To be able to pay for these extremely expensive eggs you had to be pretty rich though, and one of the families who could afford this was the Kelch family. Starting in 1898, Alexander Kelch gave his wife, Varvara, Fabergé eggs as Easter presents during seven years. These eggs were modeled on the Imperial series, and since Varvara was the one with money in that marriage, she was in the end no doubt the one paying for these "gifts" herself...
So, now to the first of the Kelch-eggs: the "Hen Egg", from 1898!

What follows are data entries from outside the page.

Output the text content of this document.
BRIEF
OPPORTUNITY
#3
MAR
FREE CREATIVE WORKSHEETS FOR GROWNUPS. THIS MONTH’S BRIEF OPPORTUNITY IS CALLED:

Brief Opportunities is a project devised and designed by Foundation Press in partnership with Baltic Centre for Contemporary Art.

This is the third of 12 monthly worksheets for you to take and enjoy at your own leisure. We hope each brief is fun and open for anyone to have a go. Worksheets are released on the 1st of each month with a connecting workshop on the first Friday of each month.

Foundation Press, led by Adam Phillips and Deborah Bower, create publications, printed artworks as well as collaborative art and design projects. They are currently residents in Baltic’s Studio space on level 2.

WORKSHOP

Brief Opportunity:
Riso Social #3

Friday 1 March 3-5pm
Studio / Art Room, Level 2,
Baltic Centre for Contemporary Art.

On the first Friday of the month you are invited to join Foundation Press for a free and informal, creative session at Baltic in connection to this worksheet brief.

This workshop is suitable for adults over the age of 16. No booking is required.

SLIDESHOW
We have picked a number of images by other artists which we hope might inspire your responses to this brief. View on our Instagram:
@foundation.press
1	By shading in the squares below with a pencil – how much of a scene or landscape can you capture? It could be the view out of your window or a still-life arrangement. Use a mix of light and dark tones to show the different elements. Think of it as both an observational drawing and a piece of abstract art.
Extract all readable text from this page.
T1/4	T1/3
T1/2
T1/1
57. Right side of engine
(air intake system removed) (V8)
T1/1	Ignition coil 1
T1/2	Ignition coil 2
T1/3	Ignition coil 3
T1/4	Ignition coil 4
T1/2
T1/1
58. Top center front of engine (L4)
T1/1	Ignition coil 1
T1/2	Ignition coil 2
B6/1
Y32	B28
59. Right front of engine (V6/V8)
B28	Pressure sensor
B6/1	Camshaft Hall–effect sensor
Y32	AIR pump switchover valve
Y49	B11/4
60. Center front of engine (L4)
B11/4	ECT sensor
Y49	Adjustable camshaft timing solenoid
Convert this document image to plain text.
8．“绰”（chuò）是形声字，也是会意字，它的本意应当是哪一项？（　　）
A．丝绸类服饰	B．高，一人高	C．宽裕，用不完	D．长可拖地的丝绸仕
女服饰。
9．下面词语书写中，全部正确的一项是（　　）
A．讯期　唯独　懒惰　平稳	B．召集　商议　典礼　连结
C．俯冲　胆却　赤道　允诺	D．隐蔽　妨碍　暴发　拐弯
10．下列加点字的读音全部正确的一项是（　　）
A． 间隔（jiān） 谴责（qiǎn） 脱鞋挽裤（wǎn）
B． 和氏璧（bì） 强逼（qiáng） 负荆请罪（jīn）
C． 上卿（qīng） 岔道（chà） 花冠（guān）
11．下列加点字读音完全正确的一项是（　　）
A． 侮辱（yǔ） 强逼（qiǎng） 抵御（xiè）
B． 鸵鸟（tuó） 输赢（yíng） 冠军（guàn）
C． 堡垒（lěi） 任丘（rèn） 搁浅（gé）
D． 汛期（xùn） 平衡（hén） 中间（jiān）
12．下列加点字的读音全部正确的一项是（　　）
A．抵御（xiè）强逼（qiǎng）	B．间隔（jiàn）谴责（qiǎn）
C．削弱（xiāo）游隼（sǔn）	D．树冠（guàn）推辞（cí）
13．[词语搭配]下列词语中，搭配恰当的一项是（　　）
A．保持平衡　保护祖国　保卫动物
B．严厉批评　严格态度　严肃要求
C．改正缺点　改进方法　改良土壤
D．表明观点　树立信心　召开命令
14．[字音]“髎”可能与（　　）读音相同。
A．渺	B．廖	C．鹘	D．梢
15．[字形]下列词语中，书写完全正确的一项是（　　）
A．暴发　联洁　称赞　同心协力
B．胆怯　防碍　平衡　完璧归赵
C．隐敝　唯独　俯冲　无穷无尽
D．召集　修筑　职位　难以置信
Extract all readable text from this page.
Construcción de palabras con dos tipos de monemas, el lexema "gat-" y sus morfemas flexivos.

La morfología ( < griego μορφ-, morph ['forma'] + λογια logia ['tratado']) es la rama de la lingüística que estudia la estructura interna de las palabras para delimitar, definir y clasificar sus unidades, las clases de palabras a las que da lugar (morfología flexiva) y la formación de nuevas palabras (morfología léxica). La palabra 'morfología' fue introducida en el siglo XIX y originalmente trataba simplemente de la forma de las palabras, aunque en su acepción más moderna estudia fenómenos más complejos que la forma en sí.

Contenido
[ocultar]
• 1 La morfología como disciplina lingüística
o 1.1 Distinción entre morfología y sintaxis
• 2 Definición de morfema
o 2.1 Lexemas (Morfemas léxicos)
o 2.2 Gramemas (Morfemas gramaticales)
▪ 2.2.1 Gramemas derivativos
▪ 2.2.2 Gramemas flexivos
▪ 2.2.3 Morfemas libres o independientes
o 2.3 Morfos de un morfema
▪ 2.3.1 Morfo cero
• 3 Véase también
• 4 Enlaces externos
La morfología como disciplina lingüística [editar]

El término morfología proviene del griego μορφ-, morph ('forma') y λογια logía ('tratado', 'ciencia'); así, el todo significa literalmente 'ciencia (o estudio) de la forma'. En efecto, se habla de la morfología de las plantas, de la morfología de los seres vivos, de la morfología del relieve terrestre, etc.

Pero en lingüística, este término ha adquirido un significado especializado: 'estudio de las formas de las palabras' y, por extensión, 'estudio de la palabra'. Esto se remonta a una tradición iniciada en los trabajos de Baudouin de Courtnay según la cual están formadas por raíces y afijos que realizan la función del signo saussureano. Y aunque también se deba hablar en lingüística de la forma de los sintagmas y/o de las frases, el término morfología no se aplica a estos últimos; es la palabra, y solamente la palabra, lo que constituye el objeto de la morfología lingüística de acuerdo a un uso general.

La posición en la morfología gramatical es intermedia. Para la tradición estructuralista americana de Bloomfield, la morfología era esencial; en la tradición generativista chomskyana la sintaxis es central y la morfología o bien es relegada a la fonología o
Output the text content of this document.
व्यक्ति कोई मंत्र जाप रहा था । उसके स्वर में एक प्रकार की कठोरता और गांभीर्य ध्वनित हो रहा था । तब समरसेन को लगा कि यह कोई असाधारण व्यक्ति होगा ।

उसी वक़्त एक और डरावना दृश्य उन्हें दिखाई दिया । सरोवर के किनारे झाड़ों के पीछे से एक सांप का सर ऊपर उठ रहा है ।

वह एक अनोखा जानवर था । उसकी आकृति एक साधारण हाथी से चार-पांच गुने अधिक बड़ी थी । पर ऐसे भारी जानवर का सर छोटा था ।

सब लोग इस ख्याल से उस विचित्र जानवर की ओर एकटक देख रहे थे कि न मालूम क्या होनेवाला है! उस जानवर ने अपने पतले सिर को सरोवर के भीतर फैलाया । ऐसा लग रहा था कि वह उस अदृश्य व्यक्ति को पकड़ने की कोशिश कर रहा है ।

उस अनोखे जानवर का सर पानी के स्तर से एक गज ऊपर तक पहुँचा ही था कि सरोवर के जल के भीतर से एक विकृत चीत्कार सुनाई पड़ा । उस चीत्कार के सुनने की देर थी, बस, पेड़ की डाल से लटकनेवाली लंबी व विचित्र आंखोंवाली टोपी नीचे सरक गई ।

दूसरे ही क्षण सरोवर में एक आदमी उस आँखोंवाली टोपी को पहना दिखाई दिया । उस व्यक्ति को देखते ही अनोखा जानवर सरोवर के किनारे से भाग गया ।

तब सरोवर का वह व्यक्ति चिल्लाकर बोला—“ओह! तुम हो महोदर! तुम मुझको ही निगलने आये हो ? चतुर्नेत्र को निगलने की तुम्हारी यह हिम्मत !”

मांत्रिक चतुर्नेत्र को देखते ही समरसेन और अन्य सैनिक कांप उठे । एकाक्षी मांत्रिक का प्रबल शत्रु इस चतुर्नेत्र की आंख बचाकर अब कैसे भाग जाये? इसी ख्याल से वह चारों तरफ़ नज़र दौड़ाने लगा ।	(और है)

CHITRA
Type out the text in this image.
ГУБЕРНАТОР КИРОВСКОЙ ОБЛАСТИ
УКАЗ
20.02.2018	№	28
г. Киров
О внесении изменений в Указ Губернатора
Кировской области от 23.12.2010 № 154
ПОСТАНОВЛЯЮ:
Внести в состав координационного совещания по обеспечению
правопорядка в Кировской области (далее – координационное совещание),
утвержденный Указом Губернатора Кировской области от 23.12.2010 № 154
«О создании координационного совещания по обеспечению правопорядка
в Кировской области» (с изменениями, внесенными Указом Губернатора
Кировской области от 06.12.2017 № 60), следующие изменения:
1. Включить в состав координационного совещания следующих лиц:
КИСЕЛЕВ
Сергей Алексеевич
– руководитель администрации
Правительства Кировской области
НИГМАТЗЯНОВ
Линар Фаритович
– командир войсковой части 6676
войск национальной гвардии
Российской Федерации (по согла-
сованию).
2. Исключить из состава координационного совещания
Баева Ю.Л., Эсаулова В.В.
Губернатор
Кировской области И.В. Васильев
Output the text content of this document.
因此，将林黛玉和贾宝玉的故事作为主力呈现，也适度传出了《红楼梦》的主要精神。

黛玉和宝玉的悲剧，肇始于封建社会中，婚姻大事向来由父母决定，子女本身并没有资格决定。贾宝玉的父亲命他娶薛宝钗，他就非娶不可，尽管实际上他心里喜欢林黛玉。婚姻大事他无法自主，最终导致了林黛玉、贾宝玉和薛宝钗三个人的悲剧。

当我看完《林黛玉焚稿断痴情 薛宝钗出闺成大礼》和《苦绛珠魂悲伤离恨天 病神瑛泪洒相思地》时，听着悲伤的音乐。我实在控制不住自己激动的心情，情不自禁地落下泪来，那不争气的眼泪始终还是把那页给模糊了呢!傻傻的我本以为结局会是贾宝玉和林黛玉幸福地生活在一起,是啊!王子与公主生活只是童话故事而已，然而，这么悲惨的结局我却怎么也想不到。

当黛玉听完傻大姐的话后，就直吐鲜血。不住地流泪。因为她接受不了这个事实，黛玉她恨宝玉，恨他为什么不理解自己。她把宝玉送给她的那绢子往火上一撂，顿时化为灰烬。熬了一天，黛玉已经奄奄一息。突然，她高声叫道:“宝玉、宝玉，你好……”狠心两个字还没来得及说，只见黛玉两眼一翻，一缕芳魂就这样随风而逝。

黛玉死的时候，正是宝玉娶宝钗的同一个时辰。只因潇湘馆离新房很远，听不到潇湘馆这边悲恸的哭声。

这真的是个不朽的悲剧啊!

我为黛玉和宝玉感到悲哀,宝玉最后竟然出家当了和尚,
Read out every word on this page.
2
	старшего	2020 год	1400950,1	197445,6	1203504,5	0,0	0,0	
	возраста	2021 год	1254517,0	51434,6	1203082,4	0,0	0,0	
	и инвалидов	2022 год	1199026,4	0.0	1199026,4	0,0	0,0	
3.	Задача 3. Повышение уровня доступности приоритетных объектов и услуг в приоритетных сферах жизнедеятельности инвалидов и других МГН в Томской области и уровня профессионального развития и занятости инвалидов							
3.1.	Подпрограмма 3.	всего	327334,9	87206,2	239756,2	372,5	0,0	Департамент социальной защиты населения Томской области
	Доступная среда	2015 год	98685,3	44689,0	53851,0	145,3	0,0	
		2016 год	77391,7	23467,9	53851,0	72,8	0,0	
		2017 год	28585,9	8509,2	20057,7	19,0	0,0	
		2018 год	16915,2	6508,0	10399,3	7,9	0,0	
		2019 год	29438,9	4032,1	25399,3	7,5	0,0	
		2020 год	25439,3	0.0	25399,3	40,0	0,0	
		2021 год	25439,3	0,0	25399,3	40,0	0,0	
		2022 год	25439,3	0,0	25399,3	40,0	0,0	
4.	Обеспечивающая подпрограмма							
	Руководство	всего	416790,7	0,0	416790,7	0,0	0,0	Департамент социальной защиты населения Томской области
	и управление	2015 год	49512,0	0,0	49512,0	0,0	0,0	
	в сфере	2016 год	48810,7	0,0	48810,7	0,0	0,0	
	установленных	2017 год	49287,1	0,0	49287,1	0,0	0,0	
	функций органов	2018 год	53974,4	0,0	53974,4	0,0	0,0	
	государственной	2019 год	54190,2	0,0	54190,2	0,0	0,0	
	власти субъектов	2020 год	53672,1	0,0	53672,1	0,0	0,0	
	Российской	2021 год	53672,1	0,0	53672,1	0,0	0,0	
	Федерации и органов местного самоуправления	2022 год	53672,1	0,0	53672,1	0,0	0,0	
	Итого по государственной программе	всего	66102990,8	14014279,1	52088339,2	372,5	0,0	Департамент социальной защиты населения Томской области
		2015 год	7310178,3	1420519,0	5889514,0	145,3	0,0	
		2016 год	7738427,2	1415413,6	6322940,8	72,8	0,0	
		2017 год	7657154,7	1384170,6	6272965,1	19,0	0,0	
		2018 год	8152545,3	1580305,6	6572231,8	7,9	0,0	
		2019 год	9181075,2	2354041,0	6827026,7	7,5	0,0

This egg is covered in strawberry red enamel, over a guilloché ground. It opens horizontally, with a diamond-set border encircling the whole egg. The opener is a table diamond, covering the year "1898".
The interior is enameled white, with a hinged matted enamel "yolk", lined with suede. When the yolk opens up it reveals gold, diamond-eyed hen enameled in translucent shades of orange, yellow, red, and brown. The feathers have white highlights, and the legs are naturalistically chased. At the tail of the hen sits even one more hinge, and when lifted it reveals a gold easel set with rose-cut diamonds - which legs and diamond and ruby-set crest can be folded in towards the back, to fit in the little hen. From the beginning the frame held a miniature of Varvara Kelch, but now this has been exchanged to a portrait of the Tsarevich Alexei wearing the uniform of the Fourth Rifle Battalion of Guards.
The Kelch "Hen Egg" can now be found in the Viktor Vekselberg Collection in Moscow.